10 Eylül 2014 Çarşamba

AHMET YESEVİ’NİN KIPÇAKTAKİ HALİFELERİ


...........................................................................................................Ahmet Turan TİRYAKİ..........
Rivayete göre Hazret Sultan Hoca Ahmet Yesevi’nin, on iki bini kendi yaşadığı muhitte, doksan
dokuz bini uzak memleketlerde olmak üzere birçok müridi ve hayatta iken kendisinin geleneğe
uygun olarak atadığı pek çok halifesi vardır.
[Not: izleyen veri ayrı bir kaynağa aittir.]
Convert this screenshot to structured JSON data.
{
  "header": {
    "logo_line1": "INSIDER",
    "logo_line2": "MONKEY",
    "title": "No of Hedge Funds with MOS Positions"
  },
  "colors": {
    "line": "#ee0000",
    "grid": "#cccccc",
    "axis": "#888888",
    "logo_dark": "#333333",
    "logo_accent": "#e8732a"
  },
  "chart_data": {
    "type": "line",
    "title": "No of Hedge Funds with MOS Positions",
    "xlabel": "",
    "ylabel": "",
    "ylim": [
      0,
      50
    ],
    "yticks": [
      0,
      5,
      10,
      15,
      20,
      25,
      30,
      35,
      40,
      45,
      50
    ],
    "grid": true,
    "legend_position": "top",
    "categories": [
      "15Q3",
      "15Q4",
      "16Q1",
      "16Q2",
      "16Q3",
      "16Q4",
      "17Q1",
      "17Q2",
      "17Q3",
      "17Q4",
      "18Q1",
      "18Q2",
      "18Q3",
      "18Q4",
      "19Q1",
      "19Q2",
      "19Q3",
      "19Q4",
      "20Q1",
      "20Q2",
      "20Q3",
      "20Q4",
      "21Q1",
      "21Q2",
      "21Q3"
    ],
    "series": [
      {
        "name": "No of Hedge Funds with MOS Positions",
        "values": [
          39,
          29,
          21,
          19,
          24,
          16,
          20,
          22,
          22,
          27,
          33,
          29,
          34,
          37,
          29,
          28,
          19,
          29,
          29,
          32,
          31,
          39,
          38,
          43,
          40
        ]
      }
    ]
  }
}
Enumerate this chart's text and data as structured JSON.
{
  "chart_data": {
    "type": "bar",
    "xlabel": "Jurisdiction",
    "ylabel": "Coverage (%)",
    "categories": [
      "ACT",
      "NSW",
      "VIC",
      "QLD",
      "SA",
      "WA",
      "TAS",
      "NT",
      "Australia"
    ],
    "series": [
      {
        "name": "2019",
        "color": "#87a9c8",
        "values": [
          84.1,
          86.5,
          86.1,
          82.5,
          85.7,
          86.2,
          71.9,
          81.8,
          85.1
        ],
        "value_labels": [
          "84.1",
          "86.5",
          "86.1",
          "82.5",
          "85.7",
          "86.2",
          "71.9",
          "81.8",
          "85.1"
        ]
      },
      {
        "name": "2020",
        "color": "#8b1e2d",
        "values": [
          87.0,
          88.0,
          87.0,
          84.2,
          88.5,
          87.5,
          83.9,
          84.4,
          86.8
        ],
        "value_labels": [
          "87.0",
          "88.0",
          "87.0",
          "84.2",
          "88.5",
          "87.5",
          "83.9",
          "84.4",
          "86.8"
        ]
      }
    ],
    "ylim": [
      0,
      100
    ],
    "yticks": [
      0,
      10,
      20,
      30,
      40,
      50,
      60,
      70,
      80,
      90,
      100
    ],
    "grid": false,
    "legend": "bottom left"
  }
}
Kaynakların aktardığına göre Ahmet Yesevi’nin ilk halifesi, ilk hocası olan Arslan Baba’nın oğlu
Mansur Ata’dır. Ondan sonra yerine Abdü’l-Melik Ata, ondan sonra da Melik Ata’nın oğlu Tac
Hoca geçmişlerdir. İkinci halife, Harezmli Said Ata’dır. Üçüncü halife Türkler arasında en meşhur
olan, “dervişler ahvalinden Türkî dilde hikmet -âmiz ve latâif-i ibret-engizleri” bulunan Süleyman
Hakim Ata’dır.
Hakkında yazılan menakıbnâme sayesinde Süleyman Hakîm Ata hakkında etraflıca bilgi vardır.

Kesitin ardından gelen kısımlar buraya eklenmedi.